In 2017 the Wildlife Roadway Summit got together various departments to gather data on the impact of big game and roads collisions.

According to the Wyoming Department of Game and Fish, the average amount of damage done to vehicles that hit Big Game is over $11,000 across the state.

One hundred and forty roads were identified as big game collision heavy areas, and U.S. 30 was placed on the lower end of this spectrum.

Although relocation, fences and signs are options, limited funding cuts the number of roads can be altered.

The Wyoming Department of Game and Fish and some public and private contributors are building nature underpasses, corridors, and fencing to deal with the issue, but there are obstacles.

“Funding is limited and so is time...We had to focus on the areas of the greatest concerns. There are other areas of the state where we see many more game animals get hit each year. So on Highway 30 there might be a dozen a year. Some places in the state it’s well over 100 animals a year, " said Robin Keppler, Information and Education Specialist for the Wyoming Department of Game and Fish.

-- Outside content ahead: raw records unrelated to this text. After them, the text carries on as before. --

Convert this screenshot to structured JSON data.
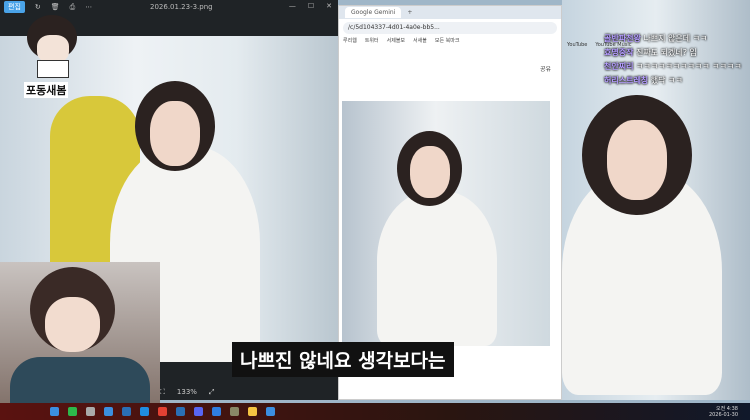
{
  "viewer": {
    "edit_label": "편집",
    "filename": "2026.01.23-3.png",
    "zoom": "133%",
    "window_controls": [
      "—",
      "☐",
      "✕"
    ]
  },
  "logo": {
    "text": "포동새봄"
  },
  "chrome": {
    "tab_title": "Google Gemini",
    "new_tab": "+",
    "url": "/c/5d104337-4d01-4a0e-bb5...",
    "bookmarks": [
      "루리웹",
      "트위터",
      "서제볼보",
      "서새볼",
      "모든 북마크"
    ],
    "share_label": "공유"
  },
  "right_bookmarks": [
    "YouTube",
    "YouTube Music"
  ],
  "chat": [
    {
      "nick": "골반파천왕",
      "msg": "나쁘지 않은데 ㅋㅋ"
    },
    {
      "nick": "효명중작",
      "msg": "진짜도 되겠네? 임"
    },
    {
      "nick": "천안찌리",
      "msg": "ㅋㅋㅋㅋㅋㅋㅋㅋㅋㅋ ㅋㅋㅋㅋ"
    },
    {
      "nick": "허리스트레칭",
      "msg": "했닥 ㅋㅋ"
    }
  ],
  "subtitle": "나쁘진 않네요 생각보다는",
  "taskbar": {
    "time": "오전 4:38",
    "date": "2026-01-30",
    "icon_colors": [
      "#3b8fe0",
      "#2db84b",
      "#aaa",
      "#3b8fe0",
      "#2a6fb5",
      "#1f8de0",
      "#e34133",
      "#2a6fb5",
      "#5865f2",
      "#2f7ee0",
      "#886",
      "#f5c542",
      "#3b8fe0"
    ]
  }
}
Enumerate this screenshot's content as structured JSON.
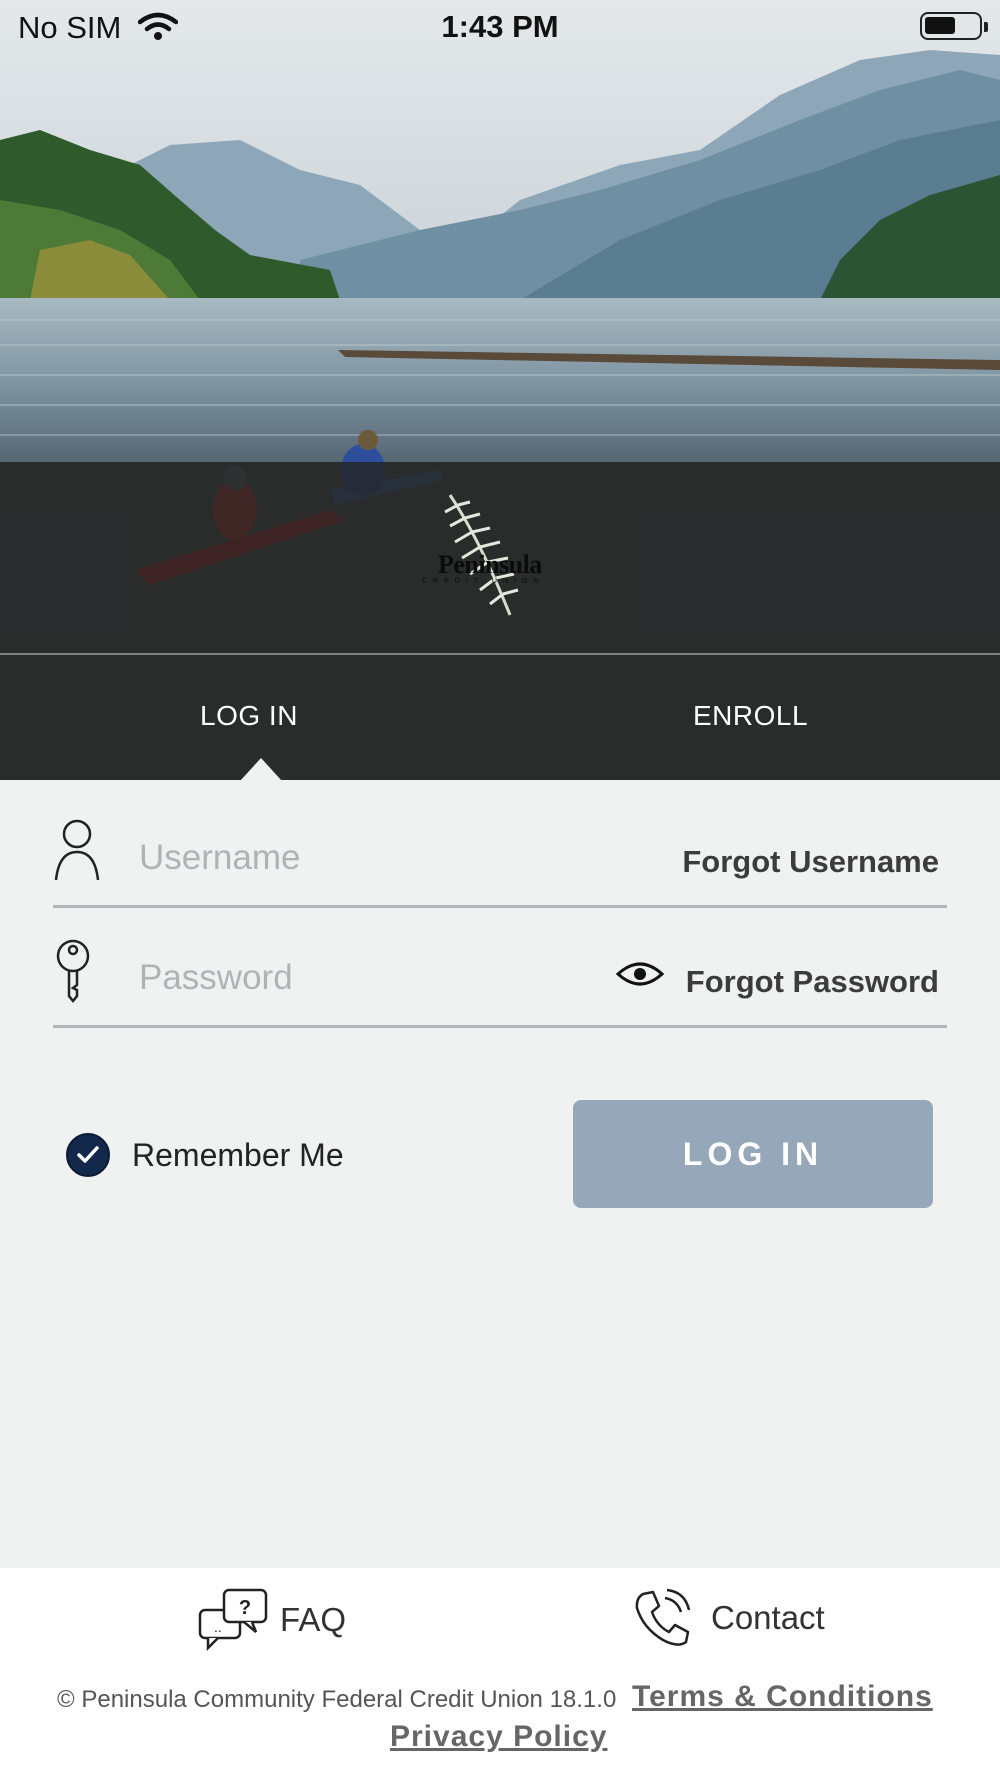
{
  "status_bar": {
    "carrier": "No SIM",
    "time": "1:43 PM"
  },
  "brand": {
    "logo_text": "Peninsula",
    "logo_subtext": "CREDIT UNION"
  },
  "tabs": [
    {
      "label": "LOG IN"
    },
    {
      "label": "ENROLL"
    }
  ],
  "login_form": {
    "username_placeholder": "Username",
    "username_value": "",
    "forgot_username": "Forgot Username",
    "password_placeholder": "Password",
    "password_value": "",
    "forgot_password": "Forgot Password",
    "remember_me": "Remember Me",
    "remember_me_checked": true,
    "login_button": "LOG IN"
  },
  "footer": {
    "faq_label": "FAQ",
    "contact_label": "Contact",
    "copyright": "© Peninsula Community Federal Credit Union 18.1.0",
    "terms_link": "Terms & Conditions",
    "privacy_link": "Privacy Policy"
  },
  "colors": {
    "accent_dark": "#13294b",
    "button_disabled": "#97a7ba",
    "tab_bar": "#3a3a3a"
  }
}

Urban Big Game continues to be a problem since wildlife is attracted to the vegetation and lack of predators in suburbs as cities grow into the deer’s habitat.

Drivers can help to be more aware when driving at dusk and dawn, use high beams, and scan roadways.

The public can also go to the Wyoming Game and Fish website and visit the Wyoming Wildlife and Roadway Initiative and donate through Wildlife Conservation License plates for wildlife conservation to help Big Game collision prevention.